De la houille blanche au GIANT : un terrain fertile pour l’innovation

La presqu’île, au confluent de l’Isère et du Drac, réunit une concentration inédite de scientifiques et d’ingénieurs. Cet écosystème, où évolue le polygone scientifique de Grenoble, apparaît d’abord avec l’exploitation de la houille blanche, le nom donné à l’énergie hydroélectrique produite lors de la fonte des neiges. Elle entraine avec elle les turbines requises pour produire cette électricité, puis la mécanique et l’hydraulique qui lui sont liées, l’électrochimie et, avec elles, les ingénieurs qui les inventent et les développent.
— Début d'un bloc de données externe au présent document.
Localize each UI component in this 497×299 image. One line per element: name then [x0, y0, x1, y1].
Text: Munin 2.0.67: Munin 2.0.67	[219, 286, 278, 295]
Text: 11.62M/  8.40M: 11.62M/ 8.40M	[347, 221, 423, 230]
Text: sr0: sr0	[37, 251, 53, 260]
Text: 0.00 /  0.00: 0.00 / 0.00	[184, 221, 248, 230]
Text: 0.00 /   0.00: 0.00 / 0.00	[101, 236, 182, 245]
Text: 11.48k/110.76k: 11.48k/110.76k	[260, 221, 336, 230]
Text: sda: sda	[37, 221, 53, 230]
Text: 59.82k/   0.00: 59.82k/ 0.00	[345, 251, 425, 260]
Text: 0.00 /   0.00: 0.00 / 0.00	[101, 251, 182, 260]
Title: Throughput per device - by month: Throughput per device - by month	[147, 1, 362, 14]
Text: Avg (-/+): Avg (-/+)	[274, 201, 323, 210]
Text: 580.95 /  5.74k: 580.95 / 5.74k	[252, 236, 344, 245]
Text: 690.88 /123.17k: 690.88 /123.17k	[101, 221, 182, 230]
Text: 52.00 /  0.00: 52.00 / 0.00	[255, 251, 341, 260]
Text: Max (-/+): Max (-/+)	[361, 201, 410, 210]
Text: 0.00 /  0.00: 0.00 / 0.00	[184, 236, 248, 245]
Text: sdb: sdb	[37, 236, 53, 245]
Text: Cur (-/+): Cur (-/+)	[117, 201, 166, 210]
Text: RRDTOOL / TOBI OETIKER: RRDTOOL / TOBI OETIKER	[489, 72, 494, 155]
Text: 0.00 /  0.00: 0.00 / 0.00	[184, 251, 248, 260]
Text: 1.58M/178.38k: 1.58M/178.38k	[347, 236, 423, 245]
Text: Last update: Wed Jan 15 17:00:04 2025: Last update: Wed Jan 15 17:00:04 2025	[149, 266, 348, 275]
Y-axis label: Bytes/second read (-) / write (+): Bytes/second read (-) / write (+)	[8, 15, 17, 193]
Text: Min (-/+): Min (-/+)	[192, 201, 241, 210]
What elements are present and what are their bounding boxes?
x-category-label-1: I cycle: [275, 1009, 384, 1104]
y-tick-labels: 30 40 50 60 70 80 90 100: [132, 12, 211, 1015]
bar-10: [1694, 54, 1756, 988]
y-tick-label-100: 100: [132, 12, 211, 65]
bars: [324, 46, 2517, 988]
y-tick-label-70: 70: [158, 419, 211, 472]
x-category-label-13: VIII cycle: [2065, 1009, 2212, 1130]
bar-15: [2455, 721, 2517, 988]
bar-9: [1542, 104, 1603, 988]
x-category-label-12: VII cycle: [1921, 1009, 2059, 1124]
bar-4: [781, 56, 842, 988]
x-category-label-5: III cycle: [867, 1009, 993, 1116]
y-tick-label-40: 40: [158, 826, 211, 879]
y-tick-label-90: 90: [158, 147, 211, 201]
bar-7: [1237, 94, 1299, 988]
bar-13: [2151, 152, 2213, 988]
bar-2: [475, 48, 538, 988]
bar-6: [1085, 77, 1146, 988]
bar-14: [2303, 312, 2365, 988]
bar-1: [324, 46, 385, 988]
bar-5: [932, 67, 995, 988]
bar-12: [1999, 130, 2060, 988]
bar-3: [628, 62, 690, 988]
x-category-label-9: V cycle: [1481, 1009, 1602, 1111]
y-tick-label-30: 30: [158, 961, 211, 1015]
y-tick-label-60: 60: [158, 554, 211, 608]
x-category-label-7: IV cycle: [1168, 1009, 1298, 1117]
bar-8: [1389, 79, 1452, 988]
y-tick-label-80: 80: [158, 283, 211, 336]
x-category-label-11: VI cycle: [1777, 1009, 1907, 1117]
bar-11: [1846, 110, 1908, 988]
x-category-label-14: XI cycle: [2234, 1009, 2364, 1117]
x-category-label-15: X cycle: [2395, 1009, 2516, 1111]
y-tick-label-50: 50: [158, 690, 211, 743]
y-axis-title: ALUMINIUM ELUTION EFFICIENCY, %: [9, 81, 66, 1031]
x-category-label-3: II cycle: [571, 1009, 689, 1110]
Les établissements qui formeront les prochains experts commencent eux aussi à fleurir. « Ce sont des figures comme Aristide Bergès ou Louis Néel qui sont à l'origine de ces écoles », raconte Orphée Cugat, directeur de recherche au Centre national de la recherche scientifique (CNRS).  Cette institution s’y est installée après la Seconde Guerre mondiale, vite rejoint par de grands organismes comme le Commissariat à l'énergie atomique et aux énergies alternatives (CEA), des laboratoires, universités et autres écoles d’ingénieurs.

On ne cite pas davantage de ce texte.